Too hyped up to even take a seat inside the cool conference room where we meet, Kaplan stands and provides a quick object lesson on a 500-milliliter plastic bottle of purified drinking water. He turns the bottle on its side and points to the black-and-white strip of lines and numbers—the barcode—that, in a sense, comprises the cornerstone of the Ed Kaplan Family Institute for Innovation and Tech Entrepreneurship.
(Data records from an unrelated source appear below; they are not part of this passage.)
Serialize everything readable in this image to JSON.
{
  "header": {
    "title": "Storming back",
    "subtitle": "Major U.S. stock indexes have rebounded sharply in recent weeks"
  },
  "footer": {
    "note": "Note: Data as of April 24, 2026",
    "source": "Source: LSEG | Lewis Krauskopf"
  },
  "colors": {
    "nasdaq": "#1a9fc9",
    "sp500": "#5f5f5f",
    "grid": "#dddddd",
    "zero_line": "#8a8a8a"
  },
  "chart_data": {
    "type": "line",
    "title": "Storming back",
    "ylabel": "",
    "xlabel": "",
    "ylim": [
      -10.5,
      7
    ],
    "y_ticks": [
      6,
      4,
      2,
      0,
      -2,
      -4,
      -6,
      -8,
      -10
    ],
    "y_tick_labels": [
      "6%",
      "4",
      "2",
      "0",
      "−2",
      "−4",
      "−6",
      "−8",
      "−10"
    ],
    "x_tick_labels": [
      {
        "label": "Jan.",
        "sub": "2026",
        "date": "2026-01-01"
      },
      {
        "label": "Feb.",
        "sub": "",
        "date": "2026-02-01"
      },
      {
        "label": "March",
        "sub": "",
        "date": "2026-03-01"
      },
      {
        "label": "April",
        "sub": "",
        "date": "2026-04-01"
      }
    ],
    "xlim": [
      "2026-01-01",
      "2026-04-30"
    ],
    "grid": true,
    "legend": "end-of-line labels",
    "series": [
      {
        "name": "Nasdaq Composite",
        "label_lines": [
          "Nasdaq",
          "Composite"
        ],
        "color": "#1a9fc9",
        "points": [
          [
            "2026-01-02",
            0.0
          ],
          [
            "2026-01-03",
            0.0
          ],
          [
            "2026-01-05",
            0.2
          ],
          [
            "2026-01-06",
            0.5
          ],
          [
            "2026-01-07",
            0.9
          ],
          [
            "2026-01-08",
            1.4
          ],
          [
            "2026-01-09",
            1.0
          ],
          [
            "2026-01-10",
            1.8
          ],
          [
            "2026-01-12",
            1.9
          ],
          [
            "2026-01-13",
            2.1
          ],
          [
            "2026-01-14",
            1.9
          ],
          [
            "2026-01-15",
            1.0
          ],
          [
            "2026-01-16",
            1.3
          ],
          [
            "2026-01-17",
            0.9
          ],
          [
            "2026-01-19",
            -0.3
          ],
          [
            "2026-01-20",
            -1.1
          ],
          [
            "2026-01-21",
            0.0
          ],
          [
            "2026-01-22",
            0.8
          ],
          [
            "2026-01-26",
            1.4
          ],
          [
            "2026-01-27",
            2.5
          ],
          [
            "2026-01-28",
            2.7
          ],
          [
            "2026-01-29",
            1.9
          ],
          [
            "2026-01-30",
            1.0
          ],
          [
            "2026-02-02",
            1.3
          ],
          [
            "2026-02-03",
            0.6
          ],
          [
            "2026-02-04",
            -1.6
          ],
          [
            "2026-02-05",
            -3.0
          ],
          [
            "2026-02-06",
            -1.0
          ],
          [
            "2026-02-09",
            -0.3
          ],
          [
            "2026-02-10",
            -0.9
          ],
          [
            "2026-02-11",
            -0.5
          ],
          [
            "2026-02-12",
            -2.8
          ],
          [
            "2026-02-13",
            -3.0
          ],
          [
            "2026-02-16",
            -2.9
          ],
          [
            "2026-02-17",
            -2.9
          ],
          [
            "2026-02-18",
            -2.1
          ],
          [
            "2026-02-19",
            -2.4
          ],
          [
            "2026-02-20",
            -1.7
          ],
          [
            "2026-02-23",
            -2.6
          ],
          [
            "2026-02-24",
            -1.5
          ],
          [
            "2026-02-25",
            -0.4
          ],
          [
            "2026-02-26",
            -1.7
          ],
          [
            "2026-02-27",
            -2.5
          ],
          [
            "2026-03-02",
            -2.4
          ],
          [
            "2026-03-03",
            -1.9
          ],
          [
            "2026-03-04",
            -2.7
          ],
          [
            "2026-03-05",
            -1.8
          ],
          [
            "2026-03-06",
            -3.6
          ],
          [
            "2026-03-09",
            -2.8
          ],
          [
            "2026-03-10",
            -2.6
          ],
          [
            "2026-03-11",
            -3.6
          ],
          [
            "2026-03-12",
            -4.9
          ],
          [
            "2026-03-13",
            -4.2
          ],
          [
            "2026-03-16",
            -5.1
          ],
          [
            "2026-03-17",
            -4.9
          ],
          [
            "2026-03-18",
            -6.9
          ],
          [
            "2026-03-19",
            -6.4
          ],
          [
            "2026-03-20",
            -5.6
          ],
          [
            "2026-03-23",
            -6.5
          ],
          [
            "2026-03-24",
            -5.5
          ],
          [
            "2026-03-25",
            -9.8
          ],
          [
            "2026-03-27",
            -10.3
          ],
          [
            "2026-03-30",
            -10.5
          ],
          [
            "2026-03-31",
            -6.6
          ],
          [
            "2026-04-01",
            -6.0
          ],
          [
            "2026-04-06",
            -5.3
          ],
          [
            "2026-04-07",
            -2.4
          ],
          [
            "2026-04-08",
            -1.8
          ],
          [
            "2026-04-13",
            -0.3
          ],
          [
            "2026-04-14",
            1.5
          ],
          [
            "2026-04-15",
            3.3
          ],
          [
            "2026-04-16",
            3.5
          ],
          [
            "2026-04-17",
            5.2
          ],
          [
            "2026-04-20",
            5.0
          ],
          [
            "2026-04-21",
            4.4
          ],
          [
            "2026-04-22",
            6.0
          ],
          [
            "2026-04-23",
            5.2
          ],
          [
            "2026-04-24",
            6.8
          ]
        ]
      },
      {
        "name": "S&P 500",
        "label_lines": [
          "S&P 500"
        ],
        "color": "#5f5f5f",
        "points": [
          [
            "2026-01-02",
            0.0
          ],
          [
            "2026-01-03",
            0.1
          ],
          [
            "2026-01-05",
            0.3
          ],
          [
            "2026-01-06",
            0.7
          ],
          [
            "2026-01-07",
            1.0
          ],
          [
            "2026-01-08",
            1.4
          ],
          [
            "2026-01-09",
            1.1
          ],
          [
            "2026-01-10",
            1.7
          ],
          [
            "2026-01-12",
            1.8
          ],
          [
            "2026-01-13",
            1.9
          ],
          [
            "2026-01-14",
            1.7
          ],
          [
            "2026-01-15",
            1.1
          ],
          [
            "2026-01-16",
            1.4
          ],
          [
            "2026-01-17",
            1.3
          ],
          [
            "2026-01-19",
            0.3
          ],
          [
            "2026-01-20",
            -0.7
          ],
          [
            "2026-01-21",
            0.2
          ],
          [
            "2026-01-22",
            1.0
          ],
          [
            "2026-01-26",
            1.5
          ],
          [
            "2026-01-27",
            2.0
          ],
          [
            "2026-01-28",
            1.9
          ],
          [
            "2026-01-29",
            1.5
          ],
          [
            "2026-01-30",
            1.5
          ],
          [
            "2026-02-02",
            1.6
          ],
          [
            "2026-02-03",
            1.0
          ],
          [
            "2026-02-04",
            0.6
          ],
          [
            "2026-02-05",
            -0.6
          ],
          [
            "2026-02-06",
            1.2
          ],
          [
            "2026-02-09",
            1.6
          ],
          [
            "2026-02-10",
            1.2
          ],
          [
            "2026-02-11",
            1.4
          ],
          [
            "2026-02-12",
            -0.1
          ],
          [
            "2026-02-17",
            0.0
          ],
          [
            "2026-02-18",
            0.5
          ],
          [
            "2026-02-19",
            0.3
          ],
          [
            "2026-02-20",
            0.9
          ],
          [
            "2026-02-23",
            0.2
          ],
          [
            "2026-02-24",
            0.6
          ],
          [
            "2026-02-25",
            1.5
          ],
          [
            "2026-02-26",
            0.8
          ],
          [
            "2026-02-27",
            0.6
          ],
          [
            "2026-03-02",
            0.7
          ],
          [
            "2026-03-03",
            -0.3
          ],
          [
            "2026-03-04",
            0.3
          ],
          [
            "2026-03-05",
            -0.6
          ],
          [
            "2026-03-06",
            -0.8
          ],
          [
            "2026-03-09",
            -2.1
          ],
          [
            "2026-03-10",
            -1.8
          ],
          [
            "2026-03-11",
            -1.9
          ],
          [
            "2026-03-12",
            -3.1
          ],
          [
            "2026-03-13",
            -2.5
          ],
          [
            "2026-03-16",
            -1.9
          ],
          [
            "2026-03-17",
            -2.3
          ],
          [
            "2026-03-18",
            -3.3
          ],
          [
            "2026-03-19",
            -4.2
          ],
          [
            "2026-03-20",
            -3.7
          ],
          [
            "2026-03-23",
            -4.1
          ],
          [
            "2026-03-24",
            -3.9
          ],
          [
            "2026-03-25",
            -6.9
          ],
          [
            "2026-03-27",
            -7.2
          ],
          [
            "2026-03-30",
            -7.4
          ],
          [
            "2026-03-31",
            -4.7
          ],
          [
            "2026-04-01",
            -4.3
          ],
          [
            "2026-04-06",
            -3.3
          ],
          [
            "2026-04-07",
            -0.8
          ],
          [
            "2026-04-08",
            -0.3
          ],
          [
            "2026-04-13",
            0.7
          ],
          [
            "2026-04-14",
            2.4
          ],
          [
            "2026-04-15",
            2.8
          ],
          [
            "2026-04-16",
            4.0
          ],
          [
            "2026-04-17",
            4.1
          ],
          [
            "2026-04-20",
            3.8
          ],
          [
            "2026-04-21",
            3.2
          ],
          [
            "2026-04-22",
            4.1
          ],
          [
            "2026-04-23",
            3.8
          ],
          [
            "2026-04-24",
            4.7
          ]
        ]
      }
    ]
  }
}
“We had an entry product that was better, in some ways, than other printers that were in the marketplace,” recalls Kaplan about the duo’s first barcode printer, the MODUPRINT. “But we didn’t stop there. We went into what was called thermal transfer and a revolutionary printing technology that moved Zebra Technologies into the industry leader position. The MODUPRINT could print this,” Kaplan says, gesturing to the bottle’s barcode. “But it couldn’t print it as well or as fast or for the same price as the Z-130,” he adds, acknowledging the thermal transfer device that moved the company into the top tier.